Expansion of Obligations Not Subject to Defense of Usury
The Acts provide that no obligation of a partner, member or manager, as applicable, of a Delaware Alternative Entity to such Delaware Alternative Entity, arising under the partnership agreement or limited liability company agreement of such Delaware Alternative Entity or a separate agreement or writing, is subject to the defense of usury. The Acts have been amended to provide that, in addition to the foregoing, no obligation between or among partners, members and/or managers, as applicable, of a Delaware Alternative Entity, arising under the partnership agreement or limited liability company agreement of such Delaware Alternative Entity or a separate agreement or writing, is subject to the defense of usury.

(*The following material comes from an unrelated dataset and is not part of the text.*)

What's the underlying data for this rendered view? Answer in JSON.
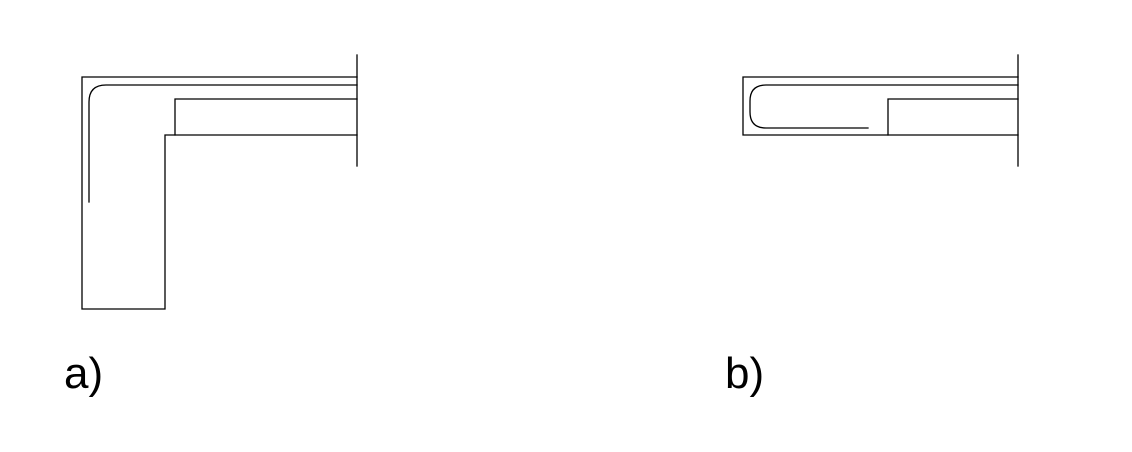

General Restriction on the Word “Bank” in the Names of Delaware Alternative Entities
The Acts have been amended to confirm the practice of restricting the use of the word “bank” in the names of Delaware Alternative Entities. Excepted from this restriction are (i) banks reporting to and under the supervision of the State Bank Commissioner of the State of Delaware or a subsidiary of a bank or savings association (as such terms are defined in the Federal Deposit Insurance Act, at 12 U.S.C. § 1813), and (ii) Delaware Alternative Entities regulated under (a) the Bank Holding Company Act of 1956 (12 U.S.C. § 1841 et seq.), or (b) the Home Owners’ Loan Act (12 U.S.C. § 1461 et seq.). The amendments to the Acts specifically provide that the restriction should not be construed to prevent the use of the word “bank” or any variation thereof in a context clearly not purporting to refer to a banking business or otherwise not likely to mislead the public or lead to a pattern and practice of abuse that might cause harm to the interests of the public or the State of Delaware, as determined by the Division of Corporations in the Department of State of the State of Delaware.
Effectiveness of Limited Partnership Agreements and Limited Liability Company Agreements
DRULPA has been amended to clarify that the limited partnership agreement of a Delaware LP may be made effective as of the effective time of the filing of such Delaware LP’s certificate of limited partnership. Similarly, DLLCA has been amended to clarify that the limited liability company agreement of a Delaware LLC may be made effective as of the effective time of the filing of such Delaware LLC’s certificate of formation.
The recent amendments reflect Delaware’s continuing commitment to maintaining statutes governing Delaware LLCs, Delaware LPs and Delaware GPs that effectively serve the business needs of the national and international business communities. The recent amendments to DLLCA are contained in House Bill No. 338 (effective August 1, 2012). The recent amendments to DRULPA are contained in House Bill No. 340 (effective August 1, 2012). The recent amendments to DRUPA are contained in House Bill No. 339 (effective August 1, 2012).